Personne n’a été blessé lors de l’attaque, selon les premiers rapports, mais lorsque les patients ont couru pour échapper à l’incendie, 18 personnes soupçonnées d’être porteuses du virus Ebola ont quitté le bâtiment et sont désormais inconnues, a indiqué le directeur de l’hôpital local.

Des habitants en colère se sont rendus vendredi soir dans une clinique de la ville de Mongbwalu et ont incendié une tente installée pour les cas suspects et confirmés d’Ebola par le groupe humanitaire Médecins sans frontières, a déclaré le Dr.

“Nous condamnons fermement cette action, car elle a créé la peur parmi les travailleurs et a également entraîné la fuite de 18 cas suspects vers la communauté”, a-t-il déclaré.

Jeudi, un centre de traitement de la ville de Rwampara a été incendié après que des membres de la famille ont refusé de récupérer le corps d’un homme soupçonné d’être mort d’Ebola.

Les corps de ceux qui sont morts du virus Ebola ont été saisis et répandus alors que les gens se préparaient pour les enterrements et se rassemblaient pour les funérailles. La pratique illégale consistant à enterrer les victimes est pratiquée autant que possible par les autorités et ne peut être résolue que par les protestations des familles et des amis.

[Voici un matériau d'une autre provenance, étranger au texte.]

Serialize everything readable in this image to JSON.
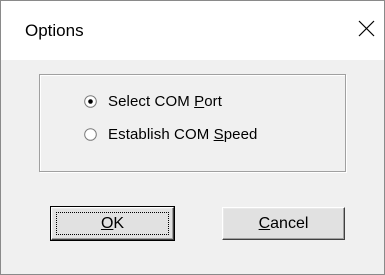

L’enterrement communautaire des patients atteints d’Ebola à Rwampara s’est déroulé samedi sous sécurité alors que les tensions entre les agents de santé et la communauté locale s’accentuaient, a déclaré David Basima, un chef de l’équipe de la Croix-Rouge supervisant les enterrements.

Des soldats armés et des policiers inspectaient les sépultures tandis que des employés de la Croix-Rouge vêtus de vêtements de protection blancs descendaient les cercueils scellés dans le sol. Les membres de la famille en pleurs se tenaient à distance.

Basima a déclaré que son groupe, après son arrivée sur le site, “a été confronté à de nombreux problèmes, notamment la résistance des jeunes et de la communauté”.

“Nous avons été obligés d’alerter les autorités pour qu’elles viennent nous aider, juste pour des raisons de sécurité”, a expliqué Basima.

Les autorités du nord-est du Congo ont interdit vendredi les funérailles et les rassemblements de plus de 50 personnes pour empêcher la propagation de la maladie.

L’Organisation mondiale de la santé a déclaré que l’épidémie est désormais « très élevée » pour le Congo – en hausse par rapport à la précédente classification « élevée » – mais que le risque de propagation de la maladie à l’échelle mondiale reste faible.

Le directeur général de l’OMS, Tedros Adhanom Ghebreyesus, a déclaré vendredi que 82 cas et sept décès avaient été confirmés au Congo, mais que les soupçons étaient « davantage ».

Il n’existe aucun vaccin contre le virus Bundibugyo, une souche rare d’Ebola, qui s’est propagée sans être détectée dans la province congolaise de l’Ituri pendant des semaines après la première épidémie connue, lorsque les autorités ont testé un autre virus Ebola, dont plusieurs se sont révélés mortels.

Il y a désormais 750 cas suspects et 177 décès suspects, mais on s’attend à d’autres cas à mesure que les enquêtes s’intensifient. Des cas et des décès ont été signalés en Ouganda voisin.

Le Dr Jean Kaseya, directeur général des hôpitaux africains pour le rétablissement et la prévention, a déclaré que la réponse à l’épidémie doit inclure le renforcement de la confiance dans les communautés.

La Fédération internationale des Sociétés de la Croix-Rouge et du Croissant-Rouge a déclaré samedi que trois de ses volontaires avaient été tués lors de l’épidémie survenue à Mongbwalu. L’agence a déclaré qu’elle pensait que les trois agents de santé décédés le 27 mars alors qu’ils manipulaient des cadavres dans le cadre d’une mission humanitaire n’avaient aucun lien avec Ebola.

Si cela se confirmait, cela augmenterait considérablement le niveau de l’épidémie puisque le premier décès a été confirmé fin avril dans la ville de Bunia, la capitale de l’Ituri.

Kabumba et Mcmakin écrivent pour Associated Press et font des reportages depuis Bunia et Dakar, au Sénégal.